Осип Кондратько работал на юге России более двадцати лет. Сначала в Таганроге, потом в Ростове- на-Дону, в Мариуполе и, наконец, в Луганске, откуда и пошел в Красную гвардию, чтобы подпереть своим широким плечом молодую Советскую власть. За годы общения с русскими он утратил чистоту родной украинской речи, но по облику, по нависшим шевченковским усам в нем еще можно было узнать украинца. Вместе с донецкими шахтерами, с Ворошиловым шел он в 1918 году сквозь полыхавшие контрреволюционными восстаниями казачьи хутора на Царицын… И уже после, когда в разговоре касались отлетевших в прошлое годов гражданской войны, чей отзвук неумираемо живет в сердцах и памяти ее участников, Кондратько с тихой гордостью говорил: «Наш Клементий, луганський… Як же, колысь булы добре знакомы, та, мабуть, ще побачимось. Вин мене зразу взнае! Пид Царицыном, як воювалы з билыми, вин зо мной стике разив шутковав: „Ну як, каже, Кондратько, дило? Ты ще живый, старый вовк?“ — „Живый, кажу, Клементий Охримыч, николы зараз помырать, бачите як з контрой рубаемось? Як скаженни!“ Колы б побачилысь, вин бы мене и зараз пригорнув», — уверенно заканчивал Кондратько.

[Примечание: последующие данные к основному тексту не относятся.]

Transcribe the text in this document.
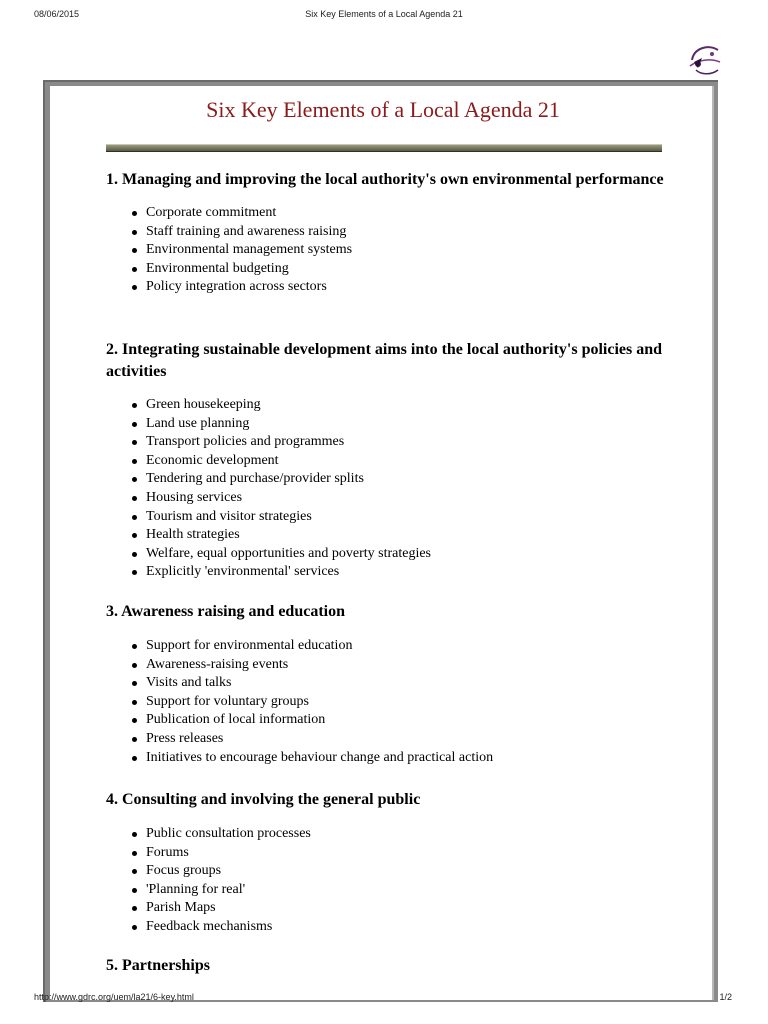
08/06/2015	Six Key Elements of a Local Agenda 21
Six Key Elements of a Local Agenda 21
1. Managing and improving the local authority's own environmental performance
Corporate commitment
Staff training and awareness raising
Environmental management systems
Environmental budgeting
Policy integration across sectors
2. Integrating sustainable development aims into the local authority's policies and activities
Green housekeeping
Land use planning
Transport policies and programmes
Economic development
Tendering and purchase/provider splits
Housing services
Tourism and visitor strategies
Health strategies
Welfare, equal opportunities and poverty strategies
Explicitly 'environmental' services
3. Awareness raising and education
Support for environmental education
Awareness-raising events
Visits and talks
Support for voluntary groups
Publication of local information
Press releases
Initiatives to encourage behaviour change and practical action
4. Consulting and involving the general public
Public consultation processes
Forums
Focus groups
'Planning for real'
Parish Maps
Feedback mechanisms
5. Partnerships
http://www.gdrc.org/uem/la21/6-key.html	1/2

После войны он опять попал в Луганск, служил в органах Чека на транспорте, потом перебросили его на партработу и снова на завод. Оттуда-то по партмобилизации и был он послан на помощь коллективизирующейся деревне. За последние годы растолстел, раздался вширь Кондратько… Теперь не узнать уж соратникам того самого Осипа Кондратько, который в 1918 году на подступах к Царицыну зарубил в бою четырех казаков и кубанского сотника Мамалыгу, получившего «за храбрость» серебряную с золотой насечкой шашку из рук самого Врангеля. Взматерел Осип, начал стариться, по лицу пролегли синие и фиолетовые прожилки… Как коня быстрый бег и усталь кроют седым мылом, так и Осипа взмылило время сединой; даже в никлых усах — и там поселилась вероломная седина. Но воля и сила служат Осипу Кондратько, а что касается неумеренно возрастающей полноты, то это пустое. «Тарас Бульба ще важче мене був, а з ляхами як рубався? Ото ж! Колы прийдеться воюваты, так я ще зумию з якого-небудь охвицера двох зробыти! А пивсотни годив моих — що ж таке? Мий батько сто жив при царськой власти, а я зараз при своей риднесенькой пивтораста проживу!» — говорит он, когда ему указывают на его лета и все увеличивающуюся толщину.
Кондратько первым вошел в комнату сельсовета.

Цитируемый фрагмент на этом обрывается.